Since that game, the Celtics have turned their season around. They're 10-3 and while some of it can be attributed to their much improved offense (scoring +110 points in 9 out of their last 13 games), it's regaining their defensive identity that has really been the foundation for this run and hopefully long term, for the rebuild.
They've averaged a 99.3 defensive rating since January 13th (94.2 in their ten wins), but more importantly, their taking advantage and turning their defense into quick offense. Per NBA.com/stats, the Celtics are 2nd in the league in generating turnovers (17.5), 2nd in steals (10.2), 2nd in points off turnovers (20.3) and 2nd in the league in fast break points (19.5). Conversely, their transition defense has been very good. They're 3rd in the league at giving up points after turnovers (13.5) and 3rd in fast break points (10.6). If those differentials continue over the remaining 31 games, they could be hosting a playoff series in April.

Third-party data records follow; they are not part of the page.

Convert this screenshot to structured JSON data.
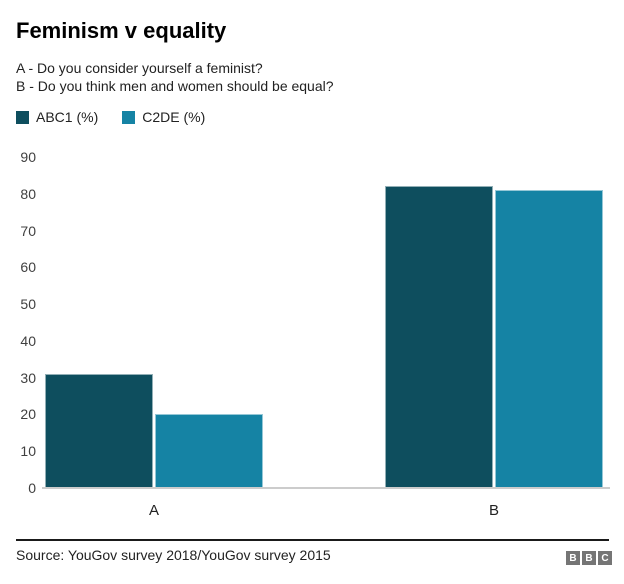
{
  "header": {
    "title": "Feminism v equality",
    "subtitle_lines": [
      "A - Do you consider yourself a feminist?",
      "B - Do you think men and women should be equal?"
    ]
  },
  "legend": {
    "items": [
      {
        "label": "ABC1 (%)",
        "color": "#0e4e5e"
      },
      {
        "label": "C2DE (%)",
        "color": "#1583a4"
      }
    ]
  },
  "chart_data": {
    "type": "bar",
    "title": "Feminism v equality",
    "categories": [
      "A",
      "B"
    ],
    "series": [
      {
        "name": "ABC1 (%)",
        "color": "#0e4e5e",
        "values": [
          31,
          82
        ]
      },
      {
        "name": "C2DE (%)",
        "color": "#1583a4",
        "values": [
          20,
          81
        ]
      }
    ],
    "xlabel": "",
    "ylabel": "",
    "ylim": [
      0,
      90
    ],
    "yticks": [
      0,
      10,
      20,
      30,
      40,
      50,
      60,
      70,
      80,
      90
    ],
    "grid": false,
    "legend_position": "top-left",
    "baseline_color": "#cccccc"
  },
  "footer": {
    "source": "Source: YouGov survey 2018/YouGov survey 2015",
    "logo_letters": [
      "B",
      "B",
      "C"
    ]
  }
}
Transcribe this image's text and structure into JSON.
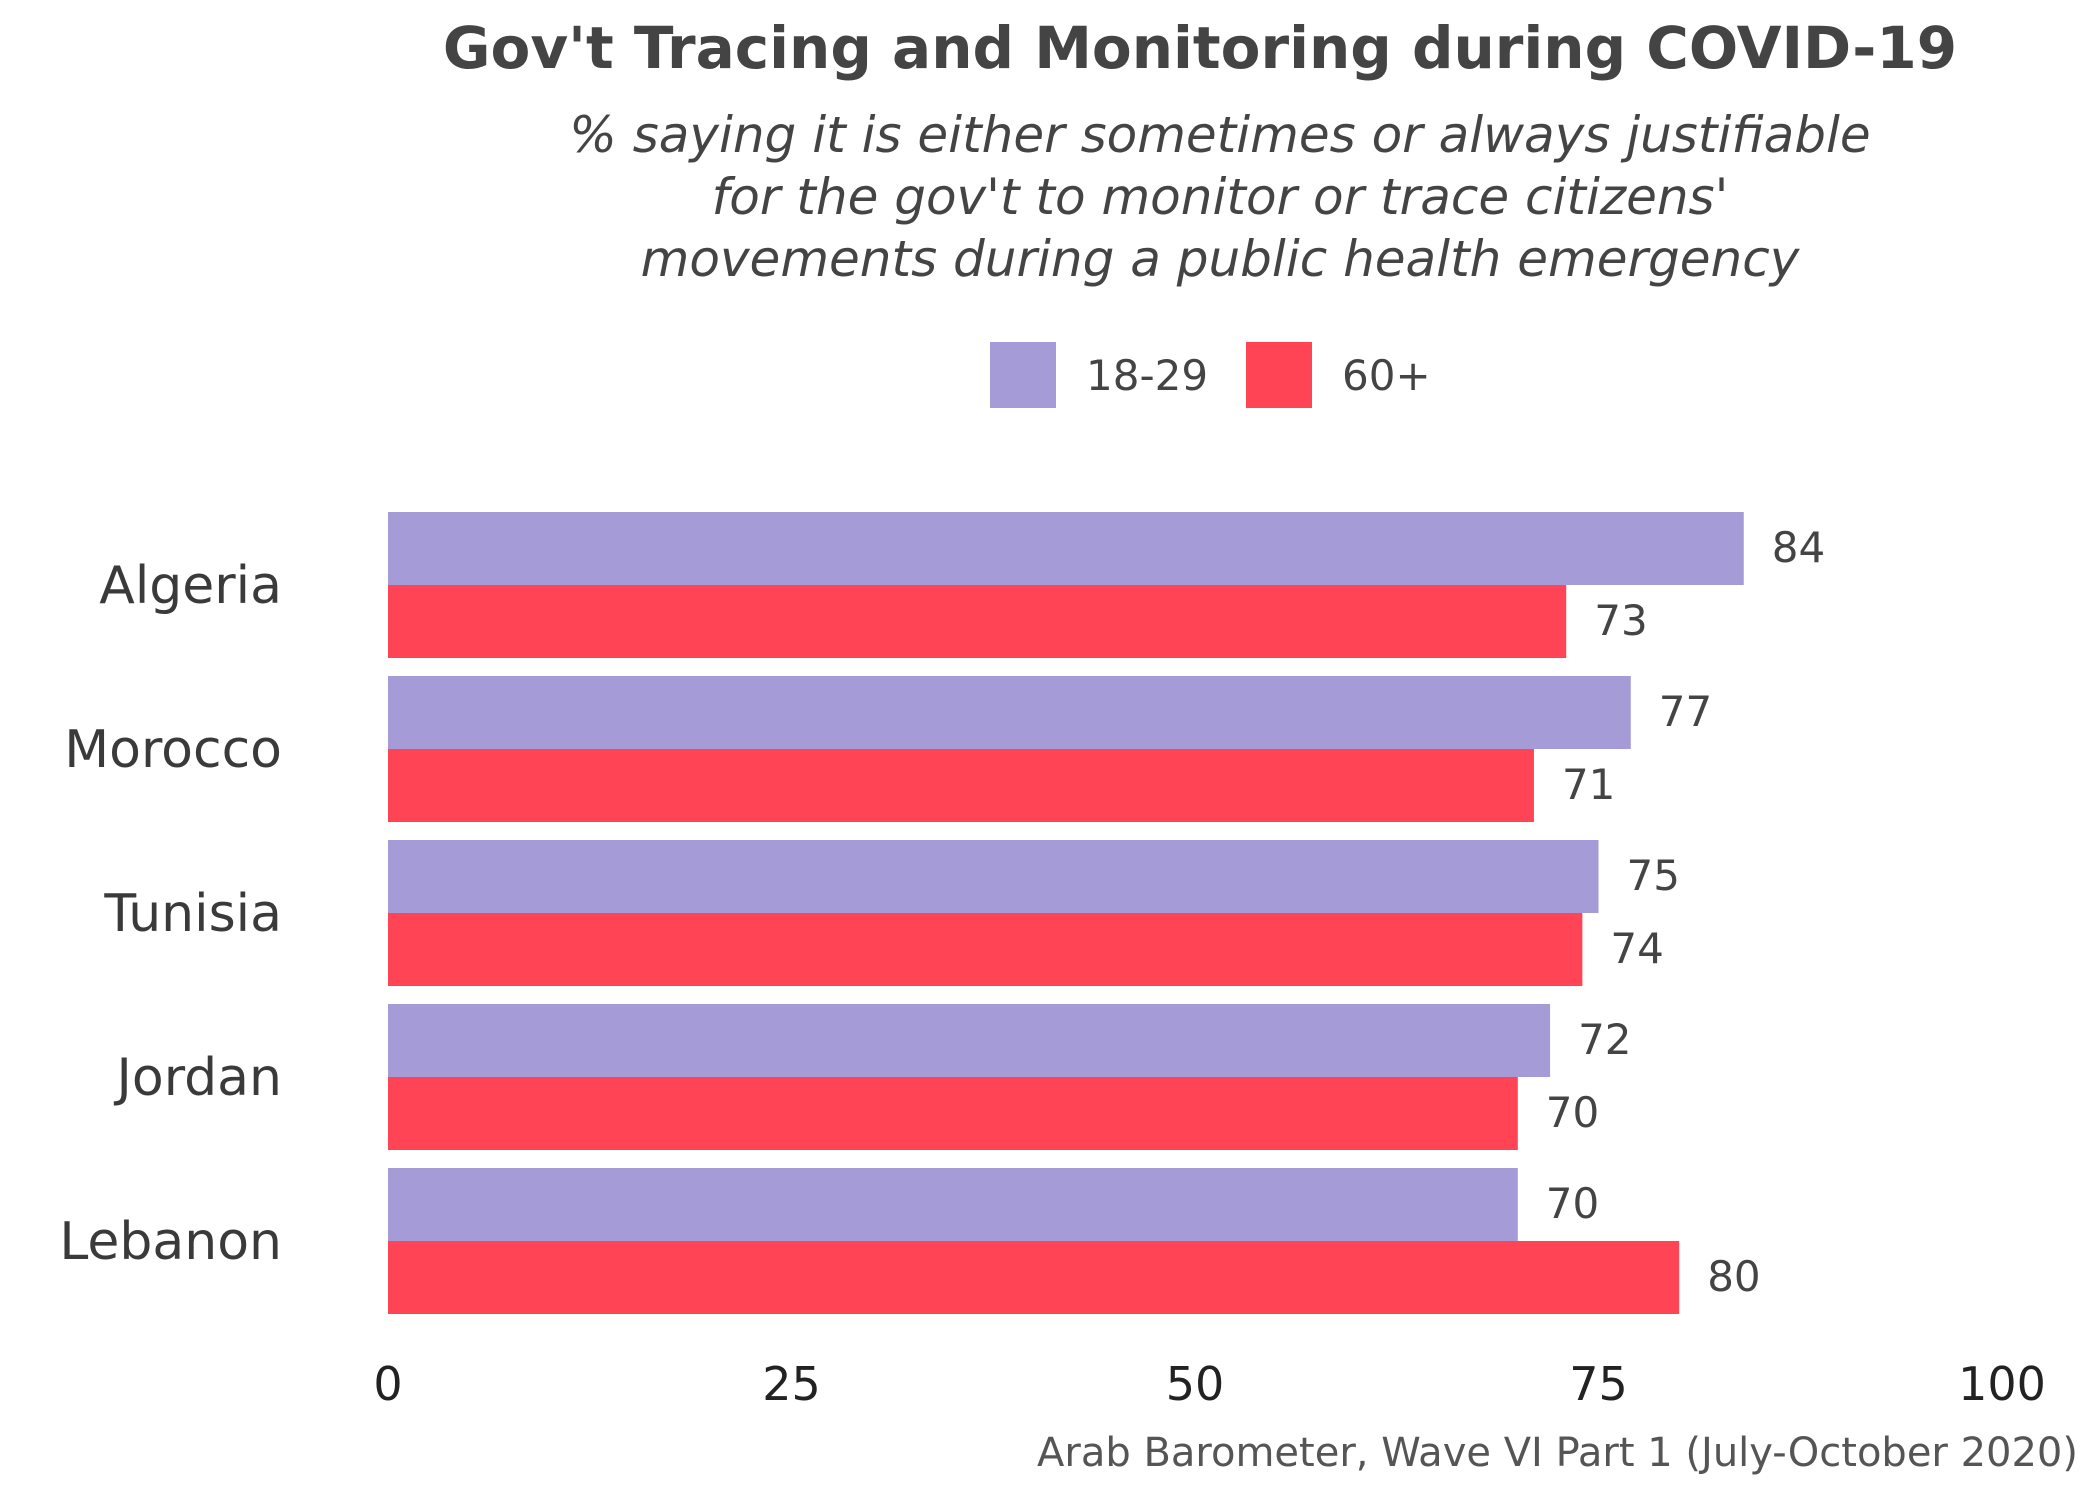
{
  "chart_data": {
    "type": "bar",
    "orientation": "horizontal",
    "title": "Gov't Tracing and Monitoring during COVID-19",
    "subtitle_lines": [
      "% saying it is either sometimes or always justifiable",
      "for the gov't to monitor or trace citizens'",
      "movements during a public health emergency"
    ],
    "categories": [
      "Algeria",
      "Morocco",
      "Tunisia",
      "Jordan",
      "Lebanon"
    ],
    "series": [
      {
        "name": "18-29",
        "color": "#a59bd7",
        "values": [
          84,
          77,
          75,
          72,
          70
        ]
      },
      {
        "name": "60+",
        "color": "#ff4455",
        "values": [
          73,
          71,
          74,
          70,
          80
        ]
      }
    ],
    "xlim": [
      0,
      100
    ],
    "xticks": [
      "0",
      "25",
      "50",
      "75",
      "100"
    ],
    "xlabel": "",
    "ylabel": "",
    "grid": false,
    "legend_position": "top",
    "source": "Arab Barometer, Wave VI Part 1 (July-October 2020)"
  }
}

How are they doing it? They're just so pesky and aggressive. Against Detroit on Wednesday, they had 8 steals and forced 16 turnovers. Here's one of them:
One of the Celtics' defensive philosophies is to keep the ball from penetrating the middle of the paint. That free throw line circle is precious real estate. Try to get in there and it turns into a wrestling pit where you have to grapple with the likes of Crowder and Smart. They ICE almost every pick with the guard forcing the ball handler to the sideline and the big keeping the action in front of him. That strategy effectively cuts the court in half and drives all the action to the corners. Stanley Johnson wasn't coming off a PnR, but if you're dribble the ball anywhere near the middle of the floor, you can expect someone to chip down and try and get a hand on the ball.
Here's Amir Johnson helping on a middle drive from Greg Monroe:
And here's Isaiah Thomas protecting the roll from Marcin Gortat and deflecting a John Wall pass with Johnson ready to rotate:
In their first meeting back in mid-December, the Celtics were without Marcus Smart and they only managed 9 fast break points and 11 points off turnovers against the Cavaliers. They'll have to double those numbers against the #1 team in the Eastern Conference. Unfortunately, since firing David Blatt and getting Kyrie Irving back, Cleveland has been much better with the ball; they're only averaging 10.9 turnovers in their last seven games and rank in the top-10 in opponents' fast break points and points off turnovers. Something's gotta give on Friday. The Celtics will have their hands full in Cleveland tonight, but as long as they're active hands, they should be fine.